# Playing hard after eating?



## SLICK (Apr 2, 2005)

Can i play hard with my cat that makes him run and jump after eating heavy meal or should i wait and how long?


----------



## Jeanie (Jun 18, 2003)

I would give him at least a half hour. Sometimes our cats overeat, or eat too fast, and throw up their dinners. (especially the fast eaters.)


----------



## SLICK (Apr 2, 2005)

I think that's a good idea, he wants to play hard with the fly toy after eating so he can sleep afterwards, or he'll just whine


----------



## coaster (Dec 1, 2004)

It sounds like a good idea to take a rest, but I don't think my cats have heard about it. I've noticed they're frequently more active right after eating, chasing each other about the house.


----------



## SLICK (Apr 2, 2005)

That's true, they seem to be more energetic right after eating, unlike me, i only have enough energy to pick up the remote after heavy meal


----------



## Lori (Jun 8, 2003)

That is interesting that your kitties want to play right after eating. Velvet usually heads straight for our bed right after eating. She is eleven years old though, that might have something to do with it. 
She always wants to play later in the evening.


----------



## SLICK (Apr 2, 2005)

Probably has something to do with their age, mine is only 11 months old.


----------



## Lori (Jun 8, 2003)

SLICK said:


> Probably has something to do with their age, mine is only 11 months old.

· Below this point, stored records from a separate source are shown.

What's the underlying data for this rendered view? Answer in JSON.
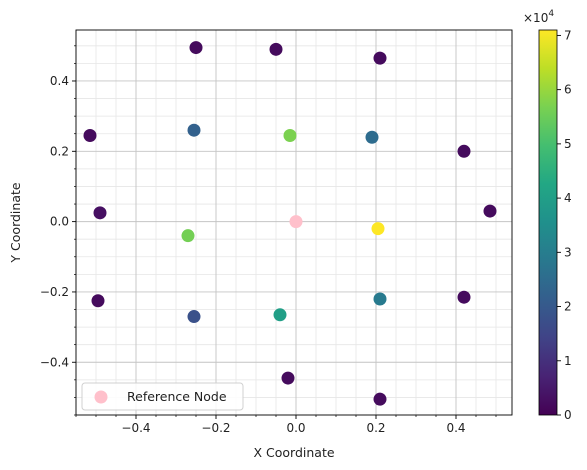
{
  "chart_data": {
    "type": "scatter",
    "xlabel": "X Coordinate",
    "ylabel": "Y Coordinate",
    "xlim": [
      -0.55,
      0.54
    ],
    "ylim": [
      -0.55,
      0.545
    ],
    "xticks": [
      -0.4,
      -0.2,
      0.0,
      0.2,
      0.4
    ],
    "xtick_labels": [
      "−0.4",
      "−0.2",
      "0.0",
      "0.2",
      "0.4"
    ],
    "yticks": [
      -0.4,
      -0.2,
      0.0,
      0.2,
      0.4
    ],
    "ytick_labels": [
      "−0.4",
      "−0.2",
      "0.0",
      "0.2",
      "0.4"
    ],
    "grid": "major and minor",
    "colorbar": {
      "colormap": "viridis",
      "range": [
        0,
        71000
      ],
      "ticks": [
        0,
        1,
        2,
        3,
        4,
        5,
        6,
        7
      ],
      "tick_labels": [
        "0",
        "1",
        "2",
        "3",
        "4",
        "5",
        "6",
        "7"
      ],
      "scale_label": "×10",
      "scale_exponent": "4"
    },
    "points": [
      {
        "x": -0.25,
        "y": 0.495,
        "value": 2000
      },
      {
        "x": -0.05,
        "y": 0.49,
        "value": 2000
      },
      {
        "x": 0.21,
        "y": 0.465,
        "value": 2000
      },
      {
        "x": -0.515,
        "y": 0.245,
        "value": 2000
      },
      {
        "x": -0.255,
        "y": 0.26,
        "value": 22000
      },
      {
        "x": -0.015,
        "y": 0.245,
        "value": 57000
      },
      {
        "x": 0.19,
        "y": 0.24,
        "value": 25000
      },
      {
        "x": 0.42,
        "y": 0.2,
        "value": 2000
      },
      {
        "x": -0.49,
        "y": 0.025,
        "value": 3000
      },
      {
        "x": -0.27,
        "y": -0.04,
        "value": 56000
      },
      {
        "x": 0.205,
        "y": -0.02,
        "value": 71000
      },
      {
        "x": 0.485,
        "y": 0.03,
        "value": 2000
      },
      {
        "x": -0.495,
        "y": -0.225,
        "value": 2000
      },
      {
        "x": -0.255,
        "y": -0.27,
        "value": 18000
      },
      {
        "x": -0.04,
        "y": -0.265,
        "value": 40000
      },
      {
        "x": 0.21,
        "y": -0.22,
        "value": 29000
      },
      {
        "x": 0.42,
        "y": -0.215,
        "value": 2000
      },
      {
        "x": -0.02,
        "y": -0.445,
        "value": 2000
      },
      {
        "x": 0.21,
        "y": -0.505,
        "value": 2000
      }
    ],
    "reference_node": {
      "x": 0.0,
      "y": 0.0,
      "color": "#ffc0cb",
      "label": "Reference Node"
    },
    "legend": {
      "placement": "lower-left",
      "entries": [
        "Reference Node"
      ]
    }
  }
}
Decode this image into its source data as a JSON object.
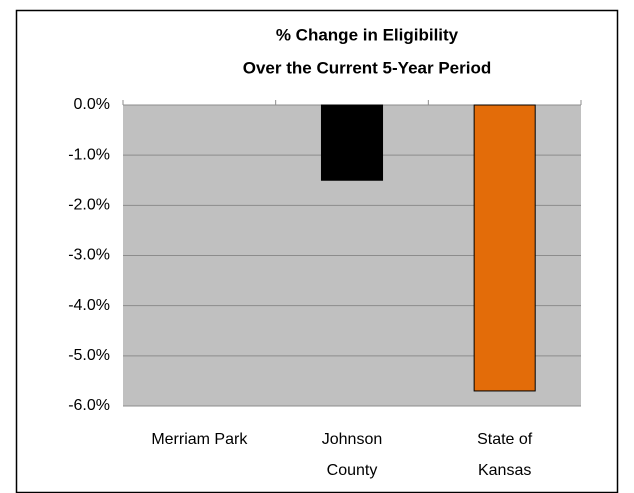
{
  "chart_data": {
    "type": "bar",
    "title": [
      "% Change in Eligibility",
      "Over the Current 5-Year Period"
    ],
    "categories": [
      [
        "Merriam Park"
      ],
      [
        "Johnson",
        "County"
      ],
      [
        "State of",
        "Kansas"
      ]
    ],
    "values": [
      0,
      -1.5,
      -5.7
    ],
    "colors": [
      "#c0c0c0",
      "#000000",
      "#e36c09"
    ],
    "ylim": [
      -6,
      0
    ],
    "yticks": [
      {
        "value": 0,
        "label": "0.0%"
      },
      {
        "value": -1,
        "label": "-1.0%"
      },
      {
        "value": -2,
        "label": "-2.0%"
      },
      {
        "value": -3,
        "label": "-3.0%"
      },
      {
        "value": -4,
        "label": "-4.0%"
      },
      {
        "value": -5,
        "label": "-5.0%"
      },
      {
        "value": -6,
        "label": "-6.0%"
      }
    ],
    "grid": true
  }
}
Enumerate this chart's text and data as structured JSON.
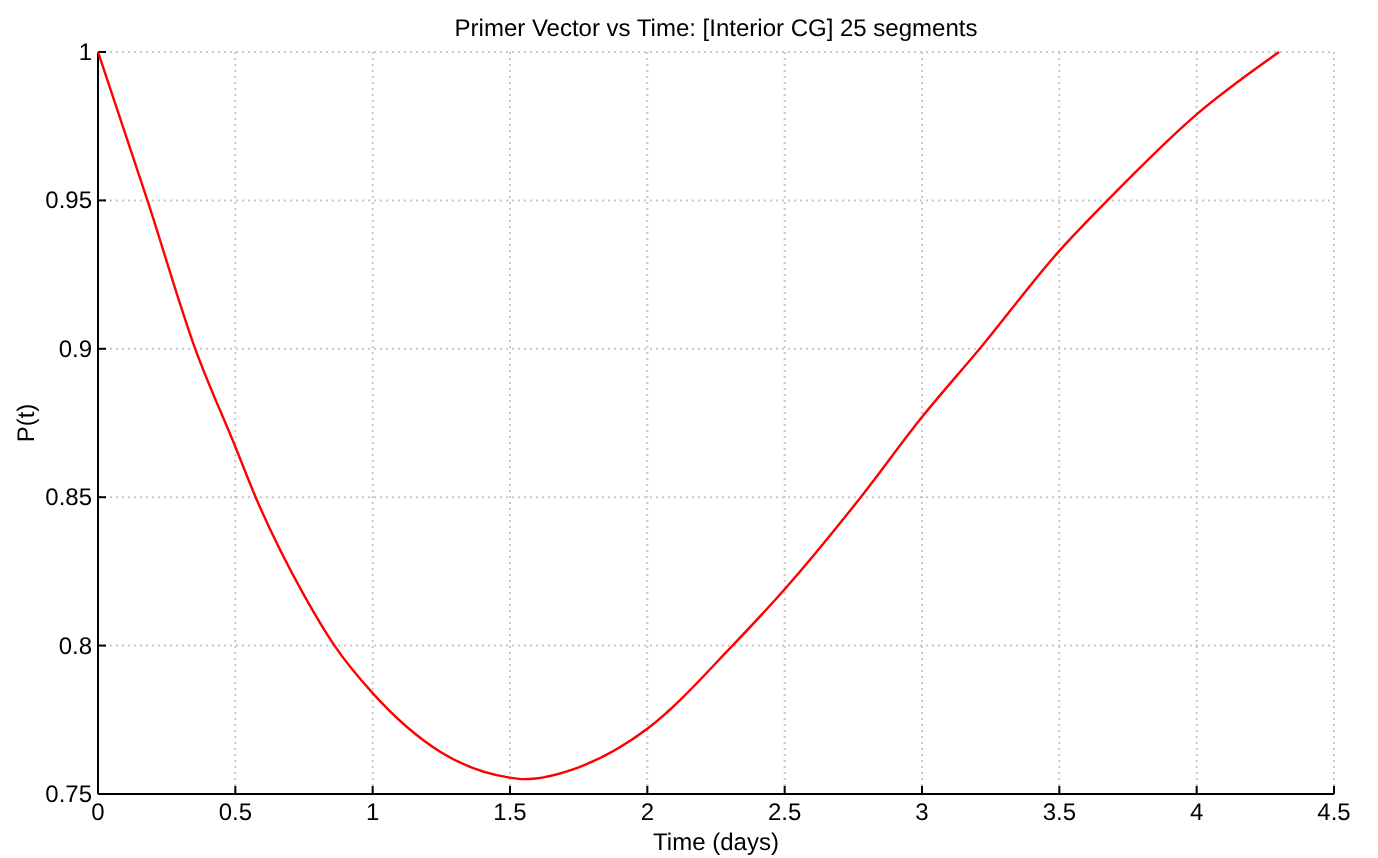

Must be the case. All Velvet did was play when she was eleven months old!!


----------



## JackieT (Jan 29, 2005)

I wish someone would tell Gary that he needs to delay playing for half an hour or more... he is even worse about drinking water then running through the house, dripping mysteriously large amounts of water throughout the house.


----------



## Purity (Jun 15, 2005)

My two do that too, always worries me when they eat then run about like loons, but they seems ok and haven't been sick yet!


----------